Di lagu "Let Robeson Sing" dari album “Know Your Enemy”, yang dirilis pada tahun 2001, Manic Street Preacher bertanya: "Can anyone make a difference anymore? Can anyone write a protest song?" Saya setuju dengan pernyataan itu, menurut saya, belakangan ini band Indonesia jarang sekali melancarkan “protes”, eksplisit maupun implisit.

Apakah memang sudah sangat jarang penyanyi yang memprotes lewat lagu? Apakah lagu bukan lagi dianggap sebagai media untuk melancarkan protes? Protes terhadap apa saja, terutama pada pemilik kuasa dan pihak-pihak yang “sok kuasa”. Seingat saya, Iwan Fals pun yang dulunya rajin menulis dan menyanyikan lagu protes, kini tidak lagi menyanyikannya, dan lebih pada pesan lagu yang introspektif atas hidup daripada menggugat ketidakberesan.

Belakangan ini saya pribadi juga belum mendapatkan album musisi Indonesia yang oke, yang mengundang saya untuk mengulik isinya lebih mendalam. Itulah sebabnya saya kembali pada band-band Barat lama kesukaan saya, The Cure, U2, New Order, Radiohead, dan Manic Street Preachers. Tetapi armada yang “meracuni” kemudian datang, band ini membuat saya berhasrat untuk mendengarkan lagi musik Indonesia setelah dua bulan terakhir ini agak vakum.

Bagi pendengar yang tidak mengenal musik Indonesia terkini dengan agak dekat, mungkin bakal bingung dengan nama-nama band yang mirip atau minimal memberi asosiasi sama. Bersama dengan beberapa teman, saya bercanda dengan menggunakan nama band, misalkan “Siksa Kubur” dan “Kuburan”, juga “Armada” dan “Armada Racun”. Jelas kedua komparasi tersebut berbeda jauh dari sisi musik ataupun etos yang dibawa oleh mereka. Kebetulan, “Armada” yang tanpa racun baru-baru ini juga mengeluarkan album (yang tidak perlu dibahas).

Sementara “Armada (dengan) Racun” adalah band dengan spirit luar biasa, untuk memprotes, dan di sisi lain, merayakan hidup walau hidup ini kejam karena hadirnya ketidakadilan kelas.
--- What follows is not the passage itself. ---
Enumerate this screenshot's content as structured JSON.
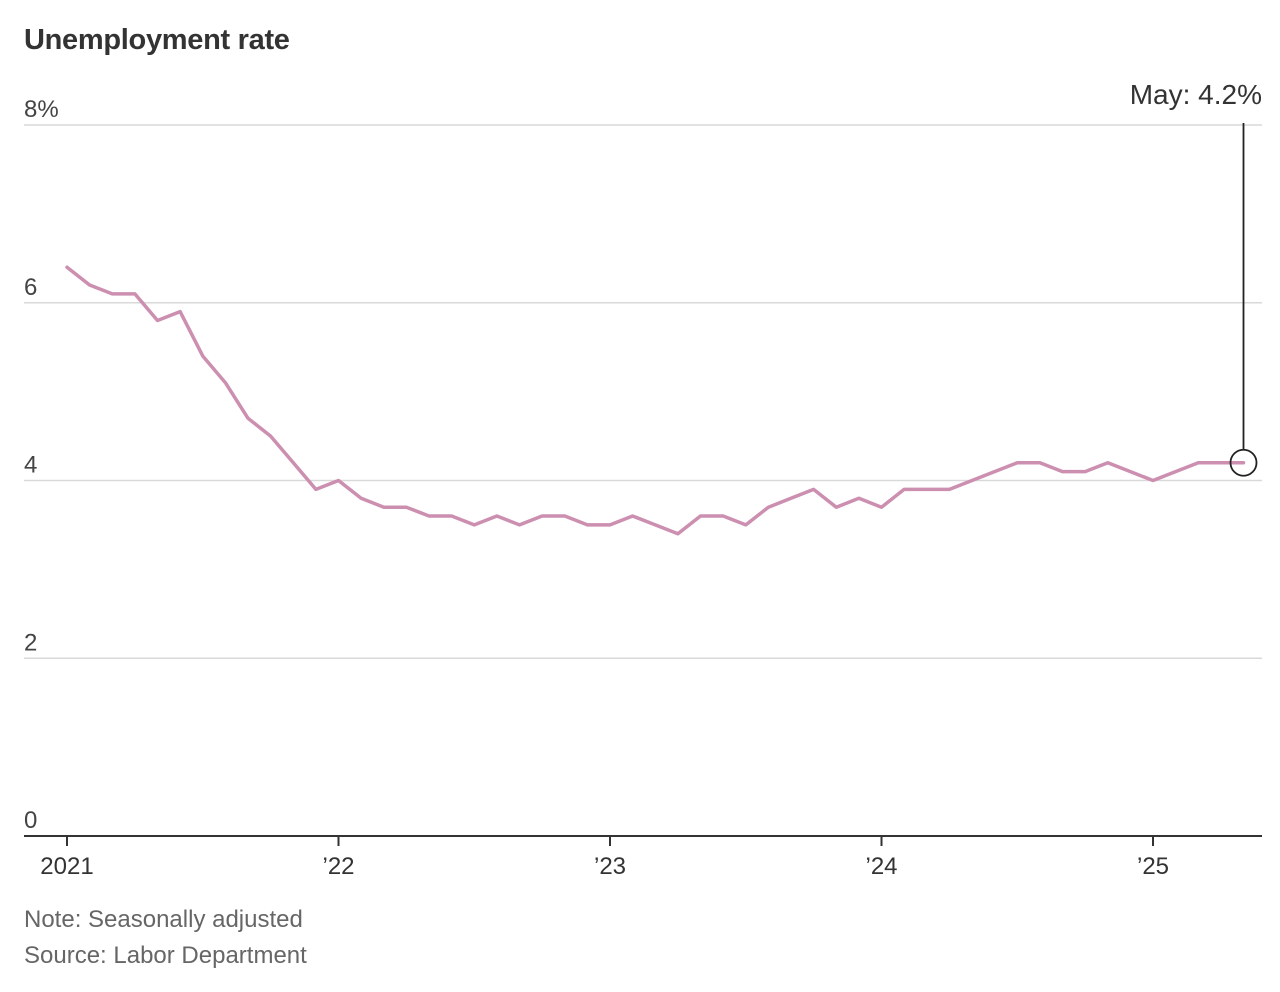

Maka, Armada Racun datang dengan debut album ini. Maka kerinduan saya pada lagu-lagu protes terobati. Lagu pertama sudah mengajak kita bergoyang untuk isi lagu yang paradoksal, “Sad People Dance”. All people dance when they're unhappy …Sebenarnya, untuk apa berdansa bila tak membawa pada kebahagiaan.

Hal yang sama diulang di lagu kedua, “Mati Gaya”. Dengan topik yang sama tetapi dengan metafor lebih mendalam, mati gaya dianggap sebagai istilah yang mungkin dekat dengan kegagapan mengikuti roda kehidupan. Modernitas (atau postmodernitas) yang terlampau cepat membuat kita sedikit sulit mengikutinya.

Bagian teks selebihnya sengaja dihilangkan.